The latest news on books, publishing and other literary tidbits.
Today's Roving Readers Report is brought to you by resident info junkie Mona.
Rover to Reader:
Welcome to the Jungle, part 1
Writers know life is a jungle. The jungle of our brain
is where we cull fruit off the vines of Imagination to carve out a story, but it’s
also a jungle in the mission To Be Published. The brave (and batty) forge trails
if the pathway is blocked. Rejection doesn’t kill a career. Can’t get an agent?
Build a website. The big house still won’t buy your book? Go indie. Or self-publish
and wait for that same big house to call you, maybe.
Or you could become an Amazon. As in sleeping
with the enemy of publishers. “Don’t worry, Writers,” coos Amazon the
electronic retail giant, “if they won’t print you, I will. Just click this box
here.”
Amazon’s latest deal:
This new pathway named “Kindle Worlds” offers a
breakthrough for undiscovered writers and some money to both the copyright
holder and the fan fiction author. It
also raises questions for publishers and their stable of hired guns already writing
in the world of licensed publishing aka media tie-ins.
What happens to those commissioned works? Are these
stories considered the officially sanctioned adventures in the franchised
universe? Is continuity a concern? Are there now multiple universes in a
franchise? These already exist: see The
Walking Dead comics vs. TV show; True
Blood TV show vs. Sookie Stackhouse book series.
Writers hired to create in a licensed franchise receive
a flat fee for their work and release all claims to it, no royalties are paid
to them because these go to the franchise’s creator, the copyright holder. This
used to be the rule in licensed publishing. Are these writers no longer welcome
to play in the fandom they were previously hired to expand?
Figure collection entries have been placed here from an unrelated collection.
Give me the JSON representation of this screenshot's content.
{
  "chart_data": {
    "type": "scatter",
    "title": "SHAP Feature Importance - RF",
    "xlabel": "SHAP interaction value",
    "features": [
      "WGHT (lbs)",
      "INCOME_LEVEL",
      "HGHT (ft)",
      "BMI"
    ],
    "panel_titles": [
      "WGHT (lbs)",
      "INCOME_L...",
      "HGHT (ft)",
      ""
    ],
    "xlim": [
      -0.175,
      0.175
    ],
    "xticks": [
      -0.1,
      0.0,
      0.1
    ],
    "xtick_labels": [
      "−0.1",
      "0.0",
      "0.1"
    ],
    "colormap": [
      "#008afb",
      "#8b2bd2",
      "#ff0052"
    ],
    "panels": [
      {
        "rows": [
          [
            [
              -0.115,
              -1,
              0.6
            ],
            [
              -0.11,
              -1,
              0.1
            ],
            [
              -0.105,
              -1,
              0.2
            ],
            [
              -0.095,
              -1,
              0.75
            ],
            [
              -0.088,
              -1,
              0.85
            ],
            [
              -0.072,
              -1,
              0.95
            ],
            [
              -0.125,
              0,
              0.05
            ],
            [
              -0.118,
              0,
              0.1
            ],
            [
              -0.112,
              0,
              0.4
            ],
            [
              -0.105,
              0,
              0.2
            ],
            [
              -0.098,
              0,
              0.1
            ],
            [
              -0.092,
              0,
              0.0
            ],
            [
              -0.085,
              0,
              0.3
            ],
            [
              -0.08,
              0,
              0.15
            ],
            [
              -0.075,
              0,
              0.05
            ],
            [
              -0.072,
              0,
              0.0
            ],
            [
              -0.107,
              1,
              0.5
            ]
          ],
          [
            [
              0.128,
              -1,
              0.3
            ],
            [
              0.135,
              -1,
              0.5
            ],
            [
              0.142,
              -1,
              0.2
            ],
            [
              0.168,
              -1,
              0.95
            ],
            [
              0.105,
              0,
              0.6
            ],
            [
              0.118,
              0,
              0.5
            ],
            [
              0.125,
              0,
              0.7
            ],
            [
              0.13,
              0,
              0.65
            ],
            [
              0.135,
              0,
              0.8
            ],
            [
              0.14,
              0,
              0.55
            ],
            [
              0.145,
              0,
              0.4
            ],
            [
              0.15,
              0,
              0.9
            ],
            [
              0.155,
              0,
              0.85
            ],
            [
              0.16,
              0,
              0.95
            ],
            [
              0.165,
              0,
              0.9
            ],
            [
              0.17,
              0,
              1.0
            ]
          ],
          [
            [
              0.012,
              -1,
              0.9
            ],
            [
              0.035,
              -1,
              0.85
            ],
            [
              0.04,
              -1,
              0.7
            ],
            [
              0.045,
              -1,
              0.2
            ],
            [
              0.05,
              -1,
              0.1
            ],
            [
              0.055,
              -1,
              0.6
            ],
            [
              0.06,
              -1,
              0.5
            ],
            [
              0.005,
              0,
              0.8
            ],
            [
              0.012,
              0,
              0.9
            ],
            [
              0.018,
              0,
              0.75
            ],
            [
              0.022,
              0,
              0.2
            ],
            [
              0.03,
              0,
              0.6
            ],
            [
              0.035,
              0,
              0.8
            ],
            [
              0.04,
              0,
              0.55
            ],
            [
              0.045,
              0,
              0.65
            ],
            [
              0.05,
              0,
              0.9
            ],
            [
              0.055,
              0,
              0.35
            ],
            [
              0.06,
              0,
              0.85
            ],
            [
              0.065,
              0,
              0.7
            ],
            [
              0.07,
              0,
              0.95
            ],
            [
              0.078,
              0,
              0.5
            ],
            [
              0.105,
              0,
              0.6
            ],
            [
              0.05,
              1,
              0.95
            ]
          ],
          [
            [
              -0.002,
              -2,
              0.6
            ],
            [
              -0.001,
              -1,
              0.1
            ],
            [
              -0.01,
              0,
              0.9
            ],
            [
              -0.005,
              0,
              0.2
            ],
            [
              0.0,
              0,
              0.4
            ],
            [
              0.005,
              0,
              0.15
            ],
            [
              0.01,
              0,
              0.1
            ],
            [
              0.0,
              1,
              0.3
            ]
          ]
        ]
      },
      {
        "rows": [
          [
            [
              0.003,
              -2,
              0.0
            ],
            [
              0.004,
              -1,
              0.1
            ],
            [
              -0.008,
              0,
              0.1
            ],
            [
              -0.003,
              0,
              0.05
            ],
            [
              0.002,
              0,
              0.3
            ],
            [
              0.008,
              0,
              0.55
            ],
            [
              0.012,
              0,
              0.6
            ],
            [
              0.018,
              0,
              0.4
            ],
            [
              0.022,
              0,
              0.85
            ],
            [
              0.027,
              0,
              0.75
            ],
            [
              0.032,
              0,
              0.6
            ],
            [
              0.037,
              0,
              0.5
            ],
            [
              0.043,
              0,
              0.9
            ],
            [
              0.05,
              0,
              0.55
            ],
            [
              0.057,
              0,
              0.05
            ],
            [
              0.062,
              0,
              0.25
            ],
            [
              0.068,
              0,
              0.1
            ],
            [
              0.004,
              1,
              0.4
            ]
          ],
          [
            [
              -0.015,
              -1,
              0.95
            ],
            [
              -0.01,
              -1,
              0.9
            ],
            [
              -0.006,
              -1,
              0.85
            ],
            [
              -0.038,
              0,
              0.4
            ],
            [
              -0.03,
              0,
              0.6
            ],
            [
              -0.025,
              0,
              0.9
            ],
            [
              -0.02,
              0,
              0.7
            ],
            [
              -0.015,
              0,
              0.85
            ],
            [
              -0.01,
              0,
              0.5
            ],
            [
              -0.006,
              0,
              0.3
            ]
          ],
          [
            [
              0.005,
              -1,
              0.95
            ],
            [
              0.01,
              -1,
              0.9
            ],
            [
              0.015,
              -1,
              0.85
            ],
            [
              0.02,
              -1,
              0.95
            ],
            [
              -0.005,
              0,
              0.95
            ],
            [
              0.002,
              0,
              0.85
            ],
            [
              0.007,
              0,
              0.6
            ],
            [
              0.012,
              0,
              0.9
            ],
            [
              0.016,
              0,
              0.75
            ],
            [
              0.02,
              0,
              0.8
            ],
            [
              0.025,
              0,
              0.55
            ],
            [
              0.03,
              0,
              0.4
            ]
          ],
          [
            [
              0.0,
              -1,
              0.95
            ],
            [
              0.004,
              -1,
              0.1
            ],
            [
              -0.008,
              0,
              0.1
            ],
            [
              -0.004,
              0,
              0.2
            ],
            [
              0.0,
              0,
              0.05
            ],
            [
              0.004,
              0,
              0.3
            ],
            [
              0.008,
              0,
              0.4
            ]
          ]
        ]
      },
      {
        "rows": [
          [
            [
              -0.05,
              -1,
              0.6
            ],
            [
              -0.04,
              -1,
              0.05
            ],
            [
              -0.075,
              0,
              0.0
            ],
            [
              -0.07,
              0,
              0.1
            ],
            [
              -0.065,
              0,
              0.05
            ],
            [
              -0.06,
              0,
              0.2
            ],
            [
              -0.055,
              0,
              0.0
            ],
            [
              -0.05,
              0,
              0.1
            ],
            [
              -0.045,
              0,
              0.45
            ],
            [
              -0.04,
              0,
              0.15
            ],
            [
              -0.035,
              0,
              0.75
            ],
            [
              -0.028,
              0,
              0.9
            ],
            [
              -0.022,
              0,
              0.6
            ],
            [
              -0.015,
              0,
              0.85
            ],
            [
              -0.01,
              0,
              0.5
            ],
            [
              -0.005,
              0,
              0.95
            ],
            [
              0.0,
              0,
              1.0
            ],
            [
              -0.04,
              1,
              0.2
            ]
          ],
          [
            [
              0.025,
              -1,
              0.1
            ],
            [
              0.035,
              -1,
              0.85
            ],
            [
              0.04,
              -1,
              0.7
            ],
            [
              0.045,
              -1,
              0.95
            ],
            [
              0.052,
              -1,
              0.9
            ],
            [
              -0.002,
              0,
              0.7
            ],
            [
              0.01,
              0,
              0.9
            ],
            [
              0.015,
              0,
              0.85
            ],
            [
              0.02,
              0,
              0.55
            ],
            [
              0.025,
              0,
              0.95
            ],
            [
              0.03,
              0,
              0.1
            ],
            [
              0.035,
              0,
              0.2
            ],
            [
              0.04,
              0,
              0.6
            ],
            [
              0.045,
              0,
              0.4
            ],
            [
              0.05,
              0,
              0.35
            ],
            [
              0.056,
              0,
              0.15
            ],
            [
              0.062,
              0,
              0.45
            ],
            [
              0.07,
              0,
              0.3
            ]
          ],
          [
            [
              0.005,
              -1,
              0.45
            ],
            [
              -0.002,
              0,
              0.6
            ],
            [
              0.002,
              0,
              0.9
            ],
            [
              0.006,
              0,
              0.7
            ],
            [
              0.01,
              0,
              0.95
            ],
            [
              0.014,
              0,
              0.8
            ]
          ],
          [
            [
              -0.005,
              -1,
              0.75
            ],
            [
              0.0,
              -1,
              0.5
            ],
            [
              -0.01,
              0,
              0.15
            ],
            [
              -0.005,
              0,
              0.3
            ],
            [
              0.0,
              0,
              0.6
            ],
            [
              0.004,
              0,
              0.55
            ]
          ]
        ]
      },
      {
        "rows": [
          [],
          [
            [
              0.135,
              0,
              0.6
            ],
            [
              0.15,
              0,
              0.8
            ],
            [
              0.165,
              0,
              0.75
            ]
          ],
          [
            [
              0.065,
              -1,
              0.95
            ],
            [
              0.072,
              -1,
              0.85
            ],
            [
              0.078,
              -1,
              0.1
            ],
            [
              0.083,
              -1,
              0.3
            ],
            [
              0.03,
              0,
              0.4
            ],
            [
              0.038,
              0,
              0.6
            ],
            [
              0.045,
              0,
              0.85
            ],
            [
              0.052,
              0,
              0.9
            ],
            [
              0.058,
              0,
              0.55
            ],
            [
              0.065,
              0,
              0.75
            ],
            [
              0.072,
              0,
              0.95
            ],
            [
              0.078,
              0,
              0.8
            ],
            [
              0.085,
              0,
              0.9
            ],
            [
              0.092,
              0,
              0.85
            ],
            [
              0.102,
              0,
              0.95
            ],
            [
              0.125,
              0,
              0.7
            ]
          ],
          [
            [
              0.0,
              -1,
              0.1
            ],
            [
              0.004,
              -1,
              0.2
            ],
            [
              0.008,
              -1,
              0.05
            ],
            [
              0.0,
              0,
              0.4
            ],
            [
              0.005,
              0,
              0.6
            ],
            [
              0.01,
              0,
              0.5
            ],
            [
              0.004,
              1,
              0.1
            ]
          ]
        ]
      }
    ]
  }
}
Are they due an
extra payment? Do they need a publisher to hire them or can they sign an
agreement with Amazon?
Does the licensed publishing world as it
currently stands co-exist with the new Amazon initiative or is it subsumed by
the Amazon’s regime? What about book clubs whose foundation are media tie-in
series?
A lot of questions without answers — it’s too
early to tell and I’m not a lawyer. Amazon’s deal is one answer to the question
asked at 2012’s BEA (Book Expo America): How do we find the next Fifty Shades of Grey phenomenon? Lure
writers out of the fan fiction jungle, from where supposedly came E.L. James. The
new question: If E.L. James had pubbed Fifty
Shades of Grey through Kindle Worlds, would anyone other than Amazon
benefit and how? I will be scouting 2013’s BEA for buzz and posting about this
ground-changing deal.
Stay tuned for part 2, a personal history of the
jungle.
Disclosure: I’ve served as a hired pen and editor
of licensed publishing. I’ve also posted my own fan fiction opus (teenage
hottie superheroes in birdsuits!) without any monetary recompense, yet.
1 comments:
Thank you Mona, for this insighful post. Your questions and analysis brought up a lot to think about. A lot of this just blows my mind.